Der Titel heißt "La France d'après", Tableau politique" und stammt von Jérome Fourquet, u.a. Leiter des Meinungsforschungsinstituts IFOP.
Diese mit vielen Fakten, Statistiken und Grafiken gestützte Analyse verdeutlicht die unterschiedlichen urbanen und regionalen Milieus, zeigt jedoch innerhalb dieser Pattern eklatante Meinungs-und Verhaltensabweichungen auf.
Hier hat hundert Jahre nach André Siegfried jemand der französischen Nation, die nie so zersplittert war wie heute, auf den Zahn gefühlt oder in den Kopf geschaut, wie Fourquet sich äußert.
Es wäre zu wünschen, dass es auch eine derartige umfängliche und faktenbasierte Untersuchung für die BRD gäbe, damit wir endlich dazu gelangen, uns untereinander besser zu verstehen!
Kersti Wolnow am 23.10.23, 10:18 Uhr
Eine Ergänzung zu Th. Nehrenheim
Als Kind mit 9 Jahren mußte ich berufsbedingt durch meinen Vater vom Süden an die Ostseeküste ziehen. Daß da 2 verschiedene Stämme leben, wurde mir nicht erst durch die Dialekte klar, sodaß ich lange Zeit brauchte, um mich dort heimisch zu fühlen, wurde es aber nie. Erst durch unsere Flucht 1989 kam ich wieder in ein Meervolk, nach Hamburg. Die Mentalität der Leute dort war der in Stralsund wieder sehr ähnlich, und ich wußte mit der höflichen, aber kühlen Distanz umzugehen. Heute leben wir wegen der Überfremdung auf dem Lande. Da kann ich Gregor Scherf Recht geben, hier ist so gut wie keine Kriminalität. Man kennt und vertraut sich.
Sollten die Völkermischer Kriminelle sein, um in Anonymität ihre trüben Geschäfte abzuwickeln?
Th. Nehrenheim am 22.10.23, 20:42 Uhr
"Südwestlich der Linie Köln-München ist der Neurotizismus schwächer ausgeprägt als im Rest des Landes" Ich bin davon überzeugt, dass dieser Umstand gar nichts mit der Region zu tun hat. Genau südwestlich dieser Linie ist die deutsche Bevölkerung nämlich zu einem guten Teil romanischstämmig. Es ist einfach völlig falsch von einer ethnisch einheitlichen deutschen Bevölkerung auszugehen. Die Unkenntnis über den Umstand ist Ausländern vielleicht zu verzeihen, aber deutsche Wissenschaftler sollten das schon wissen. Übrigens hat das Ergebnis von Fucht und Vertreibung daran nicht sehr viel geändert!

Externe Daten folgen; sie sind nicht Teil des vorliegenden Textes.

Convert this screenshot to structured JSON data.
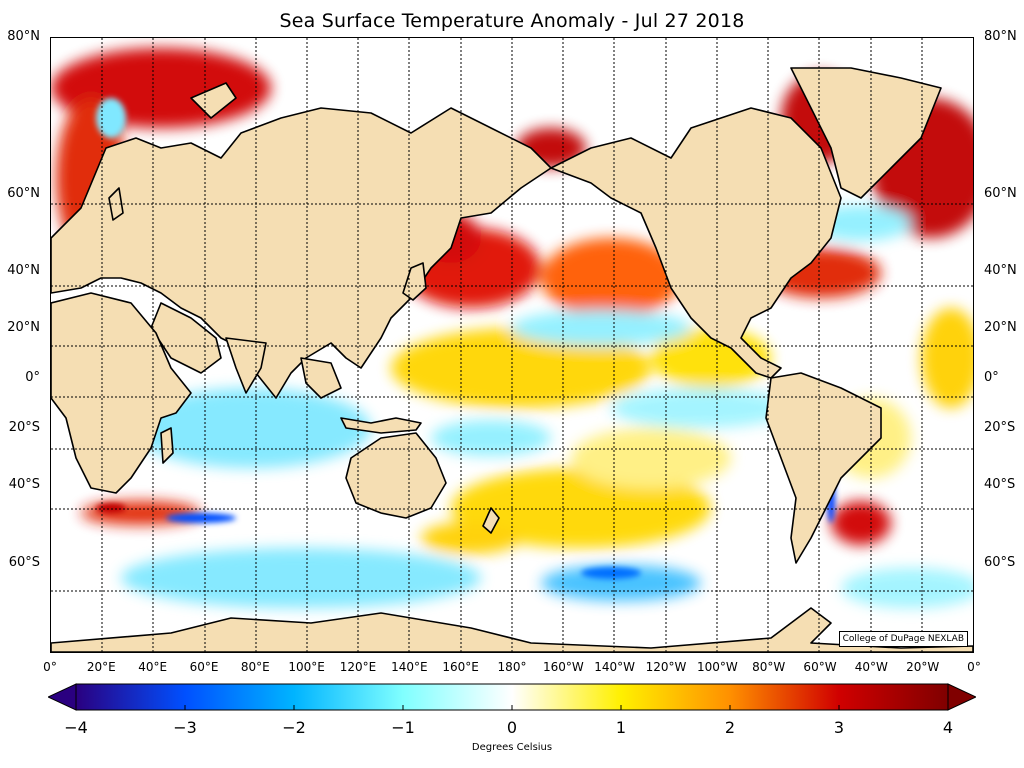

Gregor Scharf am 22.10.23, 15:10 Uhr
Kein Hinweis auf Kulturräume und Migrantenströme mit zahlreichen Kriminellen bezeichnet man verniedlichend als risikofreudige Glücksritter.
Für mich kann es keine handfesteren Beweise dafür geben, dass Psychiater möglichst selbst einen solchen zu Rate ziehen sollten, um ihre Birne wieder gerade zu rücken. Schwere körperliche Arbeit soll auch helfen.
Wer finanziert solche pseudowissenschaftlichen Studien?
Städte waren zu allen Zeiten ein Sammelpunkt für kriminellen Abschaum, weil es sich anonymer leben lässt. Das Landleben hingegen bodenständig, ohne Flausen nah am Rhythmus der Natur und somit gesünder. Man konnte immer die Türen offen stehen lassen und Kinder spielten ohne Ängste davor, weggefangen zu werden durch die "Glücksritter", die in den ländlichen Raum drängen und denen ein paar Drogen aus der Tasche purzeln . . .
Kersti Wolnow am 22.10.23, 09:16 Uhr
Gibt es auch eine Studie, die untersucht, wie sich ein Volk bei zuviel Zuwanderung fühlt?
Was hier untersucht und beschrieben wird, ist doch sonnenklar. Das ist ersichtlich gewesen, als man als Tourist noch homogene Völker besuchen durfte. Frankreich war anders als Italien, heute leider bunt wie die bRD. Überall sind dieselben Restaurant-, Laden- und Hotelketten. Bald wird die Welt zugebaut werden wie Manhatten. Schön ist anders.